笹原亮が綴るベトナムの職人芸

100人百職

APEXベトナムスケッチ提供

 

職人No.021

コーヒー農家

 

 両親はフエの出身だけど、オレはダラット生まれ。昔はろくな仕事がなかったが、1991年に借金して土地を買ってからは、コーヒーを中心に果物や花を作ってるんだ。

 土地は金10個(2003.05現在、約US$4,000)。今と比べれば格安だったけど、オレにとっちゃあ大金、いまだに全部返し切れてない。

 斜面だから米はできないけど、この辺は気候も土地もアラビカ種のコーヒーに適してる。1万平米の農地にコーヒーの木が3〜4千本あって、毎年2〜3トンの収穫があるよ。

 アラビカ種はロブスタ種に比べて水やりに気を遣わなくていいけど、水が少ないと収穫量が落ちるから、雨の多寡は気になるね。今年は雨が遅くて、今やっと花が咲いているところだよ。

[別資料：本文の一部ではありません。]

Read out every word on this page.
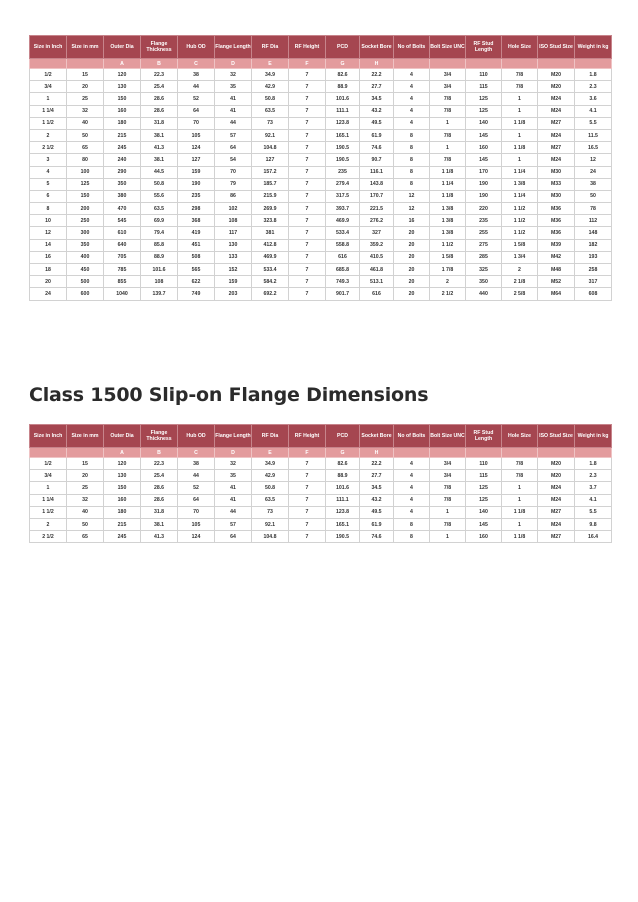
Size in Inch	Size in mm	Outer Dia	Flange Thickness	Hub OD	Flange Length	RF Dia	RF Height	PCD	Socket Bore	No of Bolts	Bolt Size UNC	RF Stud Length	Hole Size	ISO Stud Size	Weight in kg
		A	B	C	D	E	F	G	H						
1/2	15	120	22.3	38	32	34.9	7	82.6	22.2	4	3/4	110	7/8	M20	1.8
3/4	20	130	25.4	44	35	42.9	7	88.9	27.7	4	3/4	115	7/8	M20	2.3
1	25	150	28.6	52	41	50.8	7	101.6	34.5	4	7/8	125	1	M24	3.6
1 1/4	32	160	28.6	64	41	63.5	7	111.1	43.2	4	7/8	125	1	M24	4.1
1 1/2	40	180	31.8	70	44	73	7	123.8	49.5	4	1	140	1 1/8	M27	5.5
2	50	215	38.1	105	57	92.1	7	165.1	61.9	8	7/8	145	1	M24	11.5
2 1/2	65	245	41.3	124	64	104.8	7	190.5	74.6	8	1	160	1 1/8	M27	16.5
3	80	240	38.1	127	54	127	7	190.5	90.7	8	7/8	145	1	M24	12
4	100	290	44.5	159	70	157.2	7	235	116.1	8	1 1/8	170	1 1/4	M30	24
5	125	350	50.8	190	79	185.7	7	279.4	143.8	8	1 1/4	190	1 3/8	M33	38
6	150	380	55.6	235	86	215.9	7	317.5	170.7	12	1 1/8	190	1 1/4	M30	50
8	200	470	63.5	298	102	269.9	7	393.7	221.5	12	1 3/8	220	1 1/2	M36	78
10	250	545	69.9	368	108	323.8	7	469.9	276.2	16	1 3/8	235	1 1/2	M36	112
12	300	610	79.4	419	117	381	7	533.4	327	20	1 3/8	255	1 1/2	M36	148
14	350	640	85.8	451	130	412.8	7	558.8	359.2	20	1 1/2	275	1 5/8	M39	182
16	400	705	88.9	508	133	469.9	7	616	410.5	20	1 5/8	285	1 3/4	M42	193
18	450	785	101.6	565	152	533.4	7	685.8	461.8	20	1 7/8	325	2	M48	258
20	500	855	108	622	159	584.2	7	749.3	513.1	20	2	350	2 1/8	M52	317
24	600	1040	139.7	749	203	692.2	7	901.7	616	20	2 1/2	440	2 5/8	M64	608
Class 1500 Slip-on Flange Dimensions
Size in Inch	Size in mm	Outer Dia	Flange Thickness	Hub OD	Flange Length	RF Dia	RF Height	PCD	Socket Bore	No of Bolts	Bolt Size UNC	RF Stud Length	Hole Size	ISO Stud Size	Weight in kg
		A	B	C	D	E	F	G	H						
1/2	15	120	22.3	38	32	34.9	7	82.6	22.2	4	3/4	110	7/8	M20	1.8
3/4	20	130	25.4	44	35	42.9	7	88.9	27.7	4	3/4	115	7/8	M20	2.3
1	25	150	28.6	52	41	50.8	7	101.6	34.5	4	7/8	125	1	M24	3.7
1 1/4	32	160	28.6	64	41	63.5	7	111.1	43.2	4	7/8	125	1	M24	4.1
1 1/2	40	180	31.8	70	44	73	7	123.8	49.5	4	1	140	1 1/8	M27	5.5
2	50	215	38.1	105	57	92.1	7	165.1	61.9	8	7/8	145	1	M24	9.8
2 1/2	65	245	41.3	124	64	104.8	7	190.5	74.6	8	1	160	1 1/8	M27	16.4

 採った実は機械で皮を剥いて天日で1週間ほど乾かせば出荷できる。最近は1kgで1万2千ドンだけど、コーヒーは相場ものだろ、だから値動きを見ながら少しずつ売るんだ。それで家の裏にはいつでもコーヒー豆が山積みさ。

 コーヒーは11月頃から収穫が始まる。いつもはひとりで全部の畑を見てるけど、2月までは一家総出だね。コーヒーが終わると6月から桃、8月から柿、10月からミカンと一年中収穫がある。

 自営農家だから好きな時間に働けばいいのさ。普通は朝7時頃から夕方5時頃まで畑にいるけど、雨が降れば家で花の手入れ、晴耕雨読ならぬ晴耕雨花だね。花が好きだから、空いた場所に数百種類作っているよ。苗をを育てて、これがまたテト前によく売れる。でも花はあくまで趣味、売れなくてもいいんだよ。

 決して金持ちじゃあないけど、今の生活は大いに気に入っている。これからも一生ずっとこんな風に暮らして行くつもりさ。